I can give you some basics but the proper way to do this is to learn the prolog language, and it's very different from any other programming language.
In Prolog you define predicates (similar to functions) which contain conditions for the predicate to be satisfied, for example:
dt(Feat1, Feat2, Feat3, labelA) :-
Feat1 =< 3,
Feat2 == 'green',
Feat3 >= 0.54.
dt(Feat1, Feat2, Feat3, labelB) :-
Feat1 =< 3,
Feat2 == 'green',
Feat3 < 0.54.
dt(Feat1, Feat2, _Feat3, labelC) :-
Feat1 > 3,
Feat2 == 'green'.
dt(_Feat1, Feat2, _Feat3, labelB) :-
Feat2 == 'blue'.
- Here the predictate is
dt and it has 4 clauses. In order for dt to be satisfied at least one of the clauses needs to to be true (i.e. all the conditions it contains must be true).

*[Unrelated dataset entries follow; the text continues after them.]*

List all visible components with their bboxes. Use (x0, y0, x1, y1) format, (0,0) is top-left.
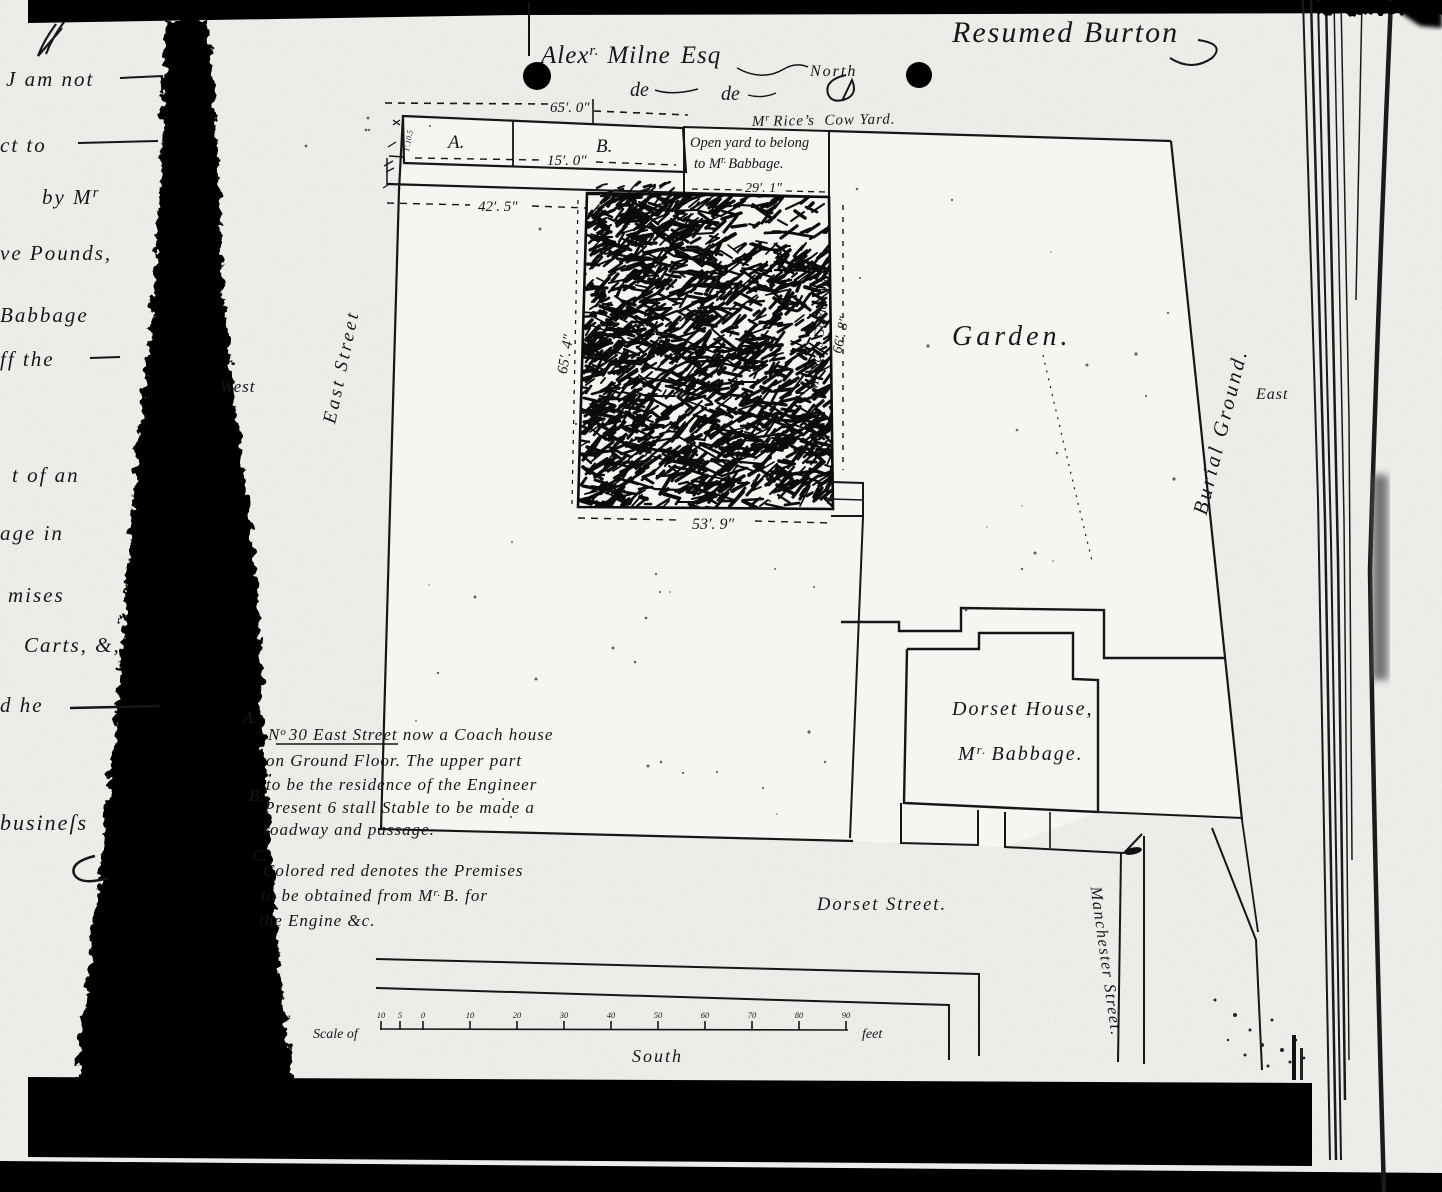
svg-text:20: 20 (513, 1010, 522, 1020)
svg-text:Babbage: Babbage (0, 303, 89, 327)
svg-text:feet: feet (862, 1027, 883, 1042)
svg-text:50: 50 (654, 1010, 663, 1020)
svg-text:B.: B. (249, 786, 264, 805)
svg-text:North: North (809, 63, 857, 80)
svg-text:B.: B. (596, 136, 612, 157)
svg-text:15′. 0″: 15′. 0″ (547, 153, 587, 169)
svg-text:by Mr: by Mr (42, 185, 100, 209)
svg-text:age in: age in (0, 521, 64, 545)
svg-text:roadway and passage.: roadway and passage. (263, 820, 435, 839)
svg-text:Dorset House,: Dorset House, (951, 698, 1094, 720)
svg-text:80: 80 (795, 1010, 804, 1020)
svg-text:A.: A. (446, 132, 464, 153)
svg-text:Garden.: Garden. (952, 321, 1072, 352)
svg-text:mises: mises (8, 583, 65, 607)
svg-text:de: de (630, 79, 649, 101)
svg-text:Present 6 stall Stable to be m: Present 6 stall Stable to be made a (263, 798, 535, 817)
svg-text:the Engine &c.: the Engine &c. (259, 911, 375, 930)
svg-text:10: 10 (466, 1010, 475, 1020)
svg-text:70: 70 (748, 1010, 757, 1020)
svg-text:90: 90 (842, 1010, 851, 1020)
svg-text:d he: d he (0, 693, 44, 717)
svg-text:to be obtained from Mr.B. for: to be obtained from Mr.B. for (261, 886, 488, 905)
svg-text:A.: A. (242, 708, 258, 727)
svg-text:Colored red denotes the Premis: Colored red denotes the Premises (263, 861, 524, 880)
svg-text:40: 40 (607, 1010, 616, 1020)
svg-text:on Ground Floor. The upper p: on Ground Floor. The upper part (266, 751, 522, 770)
svg-text:29′. 1″: 29′. 1″ (745, 181, 782, 196)
svg-text:ff the: ff the (0, 347, 55, 371)
svg-text:to be the residence of the Eng: to be the residence of the Engineer (266, 775, 537, 794)
svg-text:65′. 0″: 65′. 0″ (550, 100, 590, 116)
svg-text:Dorset Street.: Dorset Street. (816, 895, 947, 915)
svg-text:MrRice’s Cow Yard.: MrRice’s Cow Yard. (751, 110, 896, 130)
svg-text:10: 10 (377, 1010, 386, 1020)
svg-text:East: East (1255, 386, 1288, 403)
svg-text:t of an: t of an (12, 463, 80, 487)
svg-text:busineſs: busineſs (0, 810, 88, 835)
svg-text:ct to: ct to (0, 133, 47, 157)
svg-text:de: de (721, 83, 740, 105)
svg-text:60: 60 (701, 1010, 710, 1020)
svg-text:Scale of: Scale of (313, 1027, 360, 1042)
svg-text:30: 30 (559, 1010, 569, 1020)
svg-text:Mr.Babbage.: Mr.Babbage. (957, 742, 1084, 765)
svg-text:53′. 9″: 53′. 9″ (692, 516, 735, 533)
svg-text:42′. 5″: 42′. 5″ (478, 199, 518, 215)
svg-text:Resumed Burton: Resumed Burton (951, 16, 1179, 49)
svg-text:Carts, &,: Carts, &, (24, 633, 121, 657)
svg-text:Alexr.MilneEsq: Alexr.MilneEsq (539, 42, 721, 69)
svg-text:Open yard to belong: Open yard to belong (690, 135, 809, 151)
svg-text:ve Pounds,: ve Pounds, (0, 241, 112, 265)
svg-text:South: South (632, 1046, 683, 1066)
svg-text:West: West (220, 377, 256, 396)
svg-text:J am not: J am not (6, 67, 94, 91)
svg-text:No30 East Street now a Coach: No30 East Street now a Coach house (267, 725, 553, 744)
svg-text:5: 5 (398, 1010, 402, 1020)
svg-text:to Mr.Babbage.: to Mr.Babbage. (694, 155, 783, 172)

- Variables are represented with a capital, for instance
Feat1, Feat2, Feat3. Prolog will try to find an instanciation of the variables which satisfies one of the clauses (it will actually try all the possibilities until one of them works, it's a solver).
- In each clause above the label is the last parameter of the predicate. Basically each clause means "if all the conditions after
:- are satisfied, then the label is labelX".

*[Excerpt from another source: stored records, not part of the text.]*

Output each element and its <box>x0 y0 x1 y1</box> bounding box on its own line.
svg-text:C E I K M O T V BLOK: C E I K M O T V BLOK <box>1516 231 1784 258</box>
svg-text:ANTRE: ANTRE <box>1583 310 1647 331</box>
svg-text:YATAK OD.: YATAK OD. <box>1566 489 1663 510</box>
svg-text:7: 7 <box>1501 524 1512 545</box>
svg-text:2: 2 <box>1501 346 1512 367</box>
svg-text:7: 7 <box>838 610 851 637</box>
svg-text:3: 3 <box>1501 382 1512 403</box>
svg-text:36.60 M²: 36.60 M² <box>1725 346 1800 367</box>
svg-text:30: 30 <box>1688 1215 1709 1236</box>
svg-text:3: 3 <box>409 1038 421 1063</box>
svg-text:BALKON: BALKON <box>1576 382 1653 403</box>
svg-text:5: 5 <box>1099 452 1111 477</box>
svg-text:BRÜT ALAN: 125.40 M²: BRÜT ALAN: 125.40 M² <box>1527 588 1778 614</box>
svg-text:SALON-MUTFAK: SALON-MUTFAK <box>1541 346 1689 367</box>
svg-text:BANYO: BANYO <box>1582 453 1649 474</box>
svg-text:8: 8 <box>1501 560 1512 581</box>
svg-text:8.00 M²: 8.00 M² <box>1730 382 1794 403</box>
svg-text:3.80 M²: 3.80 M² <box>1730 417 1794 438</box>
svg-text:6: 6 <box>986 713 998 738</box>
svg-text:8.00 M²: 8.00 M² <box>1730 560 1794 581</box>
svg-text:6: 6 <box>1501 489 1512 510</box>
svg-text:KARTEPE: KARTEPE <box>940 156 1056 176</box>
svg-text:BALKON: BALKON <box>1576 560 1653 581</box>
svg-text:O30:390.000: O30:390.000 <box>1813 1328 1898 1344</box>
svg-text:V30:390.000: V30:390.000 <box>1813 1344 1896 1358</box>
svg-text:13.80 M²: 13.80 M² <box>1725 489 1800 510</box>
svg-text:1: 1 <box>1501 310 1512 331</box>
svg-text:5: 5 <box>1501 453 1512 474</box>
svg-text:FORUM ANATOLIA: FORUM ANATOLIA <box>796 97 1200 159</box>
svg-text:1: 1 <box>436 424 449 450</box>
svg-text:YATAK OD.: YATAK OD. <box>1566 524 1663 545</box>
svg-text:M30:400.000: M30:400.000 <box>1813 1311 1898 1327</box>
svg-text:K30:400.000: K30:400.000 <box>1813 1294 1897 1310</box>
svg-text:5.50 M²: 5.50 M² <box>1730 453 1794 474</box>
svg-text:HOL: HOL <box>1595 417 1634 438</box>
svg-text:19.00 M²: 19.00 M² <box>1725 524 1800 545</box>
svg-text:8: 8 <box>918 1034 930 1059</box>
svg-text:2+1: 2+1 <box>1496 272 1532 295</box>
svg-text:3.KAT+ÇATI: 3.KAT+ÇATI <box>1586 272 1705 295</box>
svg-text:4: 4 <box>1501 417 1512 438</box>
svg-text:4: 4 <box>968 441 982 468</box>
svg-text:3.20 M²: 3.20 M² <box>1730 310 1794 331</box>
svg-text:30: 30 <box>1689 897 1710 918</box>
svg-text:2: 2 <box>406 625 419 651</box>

Assuming the 4 clauses above have been saved in a file dt.pl, one can use for instance the SWI Prolog interpreter like this:
?- consult('dt.pl').
true.
Now the way to use this toy decision tree would be:
?- dt(4,'green',0.3, Label).
Label = labelC .
?- dt(4,'blue',0.3, Label).
Label = labelB.
- Note the capital L for
Label: it means that now we let prolog find a value of Label which satisfies the predicate dt given the values provided for the features.
This is the basic idea. A more advanced and more generic representation of the DT would be possible using recursion and unification, but this would require an advanced understanding of Prolog.